The 44th annual event is a part of the Black Cultural Council of Odessa’s Juneteenth Celebration.

In the past, the tournament has featured mostly ex-players from the Permian Basin with some current high school and college players participating.

However, this year’s tournament is for the youth and also features boys and girls divisions.

“It’s a great excitement and a big honor to be a part of such a monumental event,” Pasha Cornish, one of the girls coaches said. “The WNBA is making great gains as well as all of women’s basketball so it’s only right that Odessa is putting the girls on a good stage as well.”

Tournament games took place at Permian Fieldhouse as well as the practice gym.

For Cornish, the crucial part of this weekend’s tournament for her players is to help develop their game.

“The most important thing for the players is to get the experience (including) the growth and the physical trials of playing the game,” she said.

It wasn’t just teams from Odessa that were taking part in this year’s tournament either as players from as far as Presidio are playing in this year’s tournament.

Buena Vista Middle School also had a girls team competing.

“We’re pretty excited,” Buena Vista’s coach Beto Mandujano said. “We’re a small school but these girls have been playing together since third grade.”

It wasn’t his team’s first time playing in a tournament recently in the Odessa-Midland area, either.

“Last week, we played a tournament in Midland and this week I asked the girls if they wanted to come here and play,” Mandujano said. “They all decided to come here.
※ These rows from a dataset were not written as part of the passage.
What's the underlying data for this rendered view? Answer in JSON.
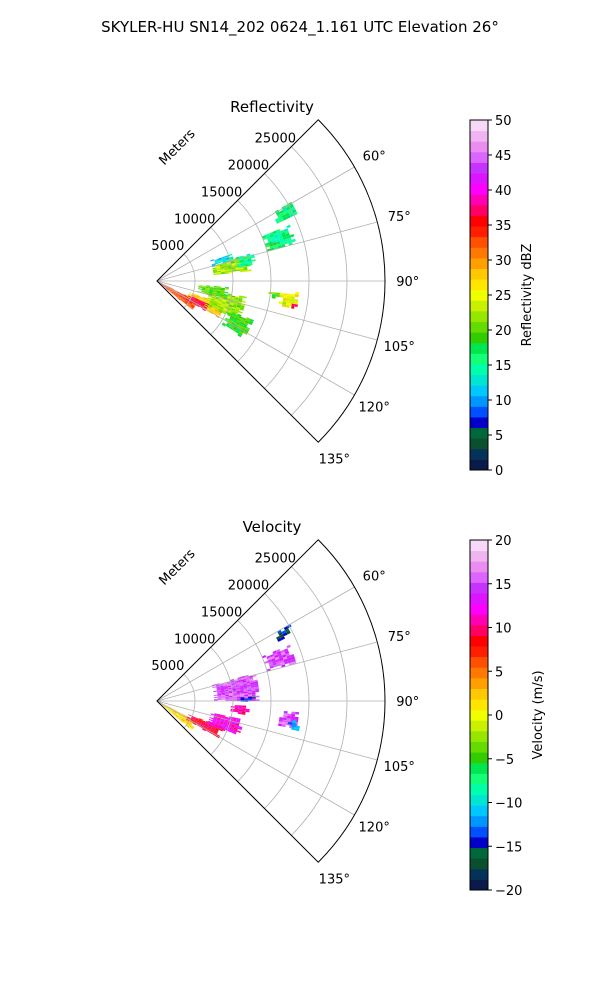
{
  "figure": {
    "title": "SKYLER-HU  SN14_202  0624_1.161 UTC Elevation 26°"
  },
  "chart_data": [
    {
      "type": "heatmap",
      "projection": "polar-sector",
      "title": "Reflectivity",
      "radial_label": "Meters",
      "radial_ticks": [
        5000,
        10000,
        15000,
        20000,
        25000
      ],
      "radial_tick_labels": [
        "5000",
        "10000",
        "15000",
        "20000",
        "25000"
      ],
      "rlim": [
        0,
        30000
      ],
      "angle_ticks": [
        60,
        75,
        90,
        105,
        120,
        135
      ],
      "angle_tick_labels": [
        "60°",
        "75°",
        "90°",
        "105°",
        "120°",
        "135°"
      ],
      "theta_range_deg": [
        45,
        135
      ],
      "grid": true,
      "colorbar": {
        "label": "Reflectivity dBZ",
        "min": 0,
        "max": 50,
        "ticks": [
          0,
          5,
          10,
          15,
          20,
          25,
          30,
          35,
          40,
          45,
          50
        ],
        "tick_labels": [
          "0",
          "5",
          "10",
          "15",
          "20",
          "25",
          "30",
          "35",
          "40",
          "45",
          "50"
        ],
        "colors": [
          "#0a1a4a",
          "#06325a",
          "#0a5030",
          "#00693a",
          "#0000c8",
          "#0050ff",
          "#0096ff",
          "#00c8ff",
          "#00e6d2",
          "#00ffaa",
          "#14ff78",
          "#00e650",
          "#32cd00",
          "#64dc00",
          "#96e600",
          "#c8f000",
          "#f0ff00",
          "#ffe600",
          "#ffc800",
          "#ffa000",
          "#ff7800",
          "#ff5000",
          "#ff1e00",
          "#ff0000",
          "#ff0064",
          "#ff00b4",
          "#ff00ff",
          "#dc14ff",
          "#c832ff",
          "#dc64ff",
          "#eb8cf0",
          "#f0b4f0",
          "#f8d8f8"
        ]
      },
      "echoes": [
        {
          "r": 3000,
          "az": 123,
          "dr": 6000,
          "daz": 14,
          "value": 33
        },
        {
          "r": 7000,
          "az": 115,
          "dr": 5000,
          "daz": 12,
          "value": 28
        },
        {
          "r": 9500,
          "az": 108,
          "dr": 5000,
          "daz": 16,
          "value": 22
        },
        {
          "r": 7500,
          "az": 100,
          "dr": 4000,
          "daz": 10,
          "value": 20
        },
        {
          "r": 6000,
          "az": 118,
          "dr": 3000,
          "daz": 8,
          "value": 37
        },
        {
          "r": 12000,
          "az": 118,
          "dr": 3500,
          "daz": 12,
          "value": 19
        },
        {
          "r": 10000,
          "az": 79,
          "dr": 5000,
          "daz": 10,
          "value": 22
        },
        {
          "r": 9000,
          "az": 72,
          "dr": 3000,
          "daz": 6,
          "value": 12
        },
        {
          "r": 12000,
          "az": 77,
          "dr": 2500,
          "daz": 7,
          "value": 15
        },
        {
          "r": 17000,
          "az": 71,
          "dr": 4000,
          "daz": 8,
          "value": 16
        },
        {
          "r": 19000,
          "az": 62,
          "dr": 3000,
          "daz": 5,
          "value": 15
        },
        {
          "r": 17500,
          "az": 98,
          "dr": 2500,
          "daz": 7,
          "value": 25
        },
        {
          "r": 18200,
          "az": 100,
          "dr": 1200,
          "daz": 3,
          "value": 37
        },
        {
          "r": 15500,
          "az": 97,
          "dr": 1500,
          "daz": 3,
          "value": 20
        }
      ]
    },
    {
      "type": "heatmap",
      "projection": "polar-sector",
      "title": "Velocity",
      "radial_label": "Meters",
      "radial_ticks": [
        5000,
        10000,
        15000,
        20000,
        25000
      ],
      "radial_tick_labels": [
        "5000",
        "10000",
        "15000",
        "20000",
        "25000"
      ],
      "rlim": [
        0,
        30000
      ],
      "angle_ticks": [
        60,
        75,
        90,
        105,
        120,
        135
      ],
      "angle_tick_labels": [
        "60°",
        "75°",
        "90°",
        "105°",
        "120°",
        "135°"
      ],
      "theta_range_deg": [
        45,
        135
      ],
      "grid": true,
      "colorbar": {
        "label": "Velocity (m/s)",
        "min": -20,
        "max": 20,
        "ticks": [
          -20,
          -15,
          -10,
          -5,
          0,
          5,
          10,
          15,
          20
        ],
        "tick_labels": [
          "−20",
          "−15",
          "−10",
          "−5",
          "0",
          "5",
          "10",
          "15",
          "20"
        ],
        "colors": [
          "#0a1a4a",
          "#06325a",
          "#0a5030",
          "#00693a",
          "#0000c8",
          "#0050ff",
          "#0096ff",
          "#00c8ff",
          "#00e6d2",
          "#00ffaa",
          "#14ff78",
          "#00e650",
          "#32cd00",
          "#64dc00",
          "#96e600",
          "#c8f000",
          "#f0ff00",
          "#ffe600",
          "#ffc800",
          "#ffa000",
          "#ff7800",
          "#ff5000",
          "#ff1e00",
          "#ff0000",
          "#ff0064",
          "#ff00b4",
          "#ff00ff",
          "#dc14ff",
          "#c832ff",
          "#dc64ff",
          "#eb8cf0",
          "#f0b4f0",
          "#f8d8f8"
        ]
      },
      "echoes": [
        {
          "r": 3000,
          "az": 123,
          "dr": 6000,
          "daz": 14,
          "value": 2
        },
        {
          "r": 7000,
          "az": 117,
          "dr": 5000,
          "daz": 10,
          "value": 9
        },
        {
          "r": 9500,
          "az": 108,
          "dr": 4500,
          "daz": 12,
          "value": 12
        },
        {
          "r": 11000,
          "az": 96,
          "dr": 2500,
          "daz": 6,
          "value": 11
        },
        {
          "r": 10500,
          "az": 82,
          "dr": 6000,
          "daz": 16,
          "value": 15
        },
        {
          "r": 12000,
          "az": 89,
          "dr": 2000,
          "daz": 3,
          "value": -14
        },
        {
          "r": 17000,
          "az": 71,
          "dr": 4000,
          "daz": 8,
          "value": 15
        },
        {
          "r": 17500,
          "az": 98,
          "dr": 2500,
          "daz": 7,
          "value": 15
        },
        {
          "r": 18300,
          "az": 100,
          "dr": 1600,
          "daz": 4,
          "value": -12
        },
        {
          "r": 19000,
          "az": 62,
          "dr": 2500,
          "daz": 4,
          "value": -15
        }
      ]
    }
  ]
}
It’s exciting. All our players are from Imperial.”

Wright talked about why this year’s tournament is more focused on the youth players.

“What I enjoy the most is the community having an event where everyone can support having the girls and the boys and the high schoolers,” Wright said. “As a coach at Permian, we wanted our youth in our facilities as much as possible. We want them, by the time they become freshman, to be familiar with the coaches and the facilities and feel at home when they come to school here … there’s some familiarity with the facility and the coaches and we have a chance to support them and to support us.”

For many coaches, this is not their first time being a part of the Danny R. Wright Juneteenth Tournament as some have played in it over the years.

“It’s surreal,” Geremy Willard said who graduated from Permian in 1995 and coaches the Odessa Troops in this week’s tournament. “Having grown up in Odessa, being born and raised here, I’ve played in this tournament several times. Now, I get to coach my son’s team and coach kids his age. It’s a full-circle moment.”

He said his players are enjoying this tournament.

“We’ve been playing in several tournaments but being from Odessa, we wanted them to play and represent in the Juneteenth Tournament,” Willard said. “The kids are having fun. They get to play against friends. It’s a win-win. It’s a great event.”

Willard also talked about the experience his players are getting from competing this weekend.

“It’s a great opportunity,” Willard said. “Any time you can take a group of kids and bring them together and teach them life lessons, it’s great. It’s also great to be playing in front of a home crowd, in front of the community. You can’t beat that. We’re glad to be here.”

Decobiaen Williams, another coach, echoed those thoughts.

“It’s an amazing feeling to be out here in the Juneteenth tournament,” Williams said. “I grew up playing in it as well as a child. Now I get to fill the shoes of my mentors and coach in it. I get to pass the tradition on to these kids and help develop them as players and see them participate in this tournament.”

His son, Ellington Williams, is also having fun.

“It’s good to play,” Ellington Williams said. “It gives me a way to escape everything from the world. It makes me calm.”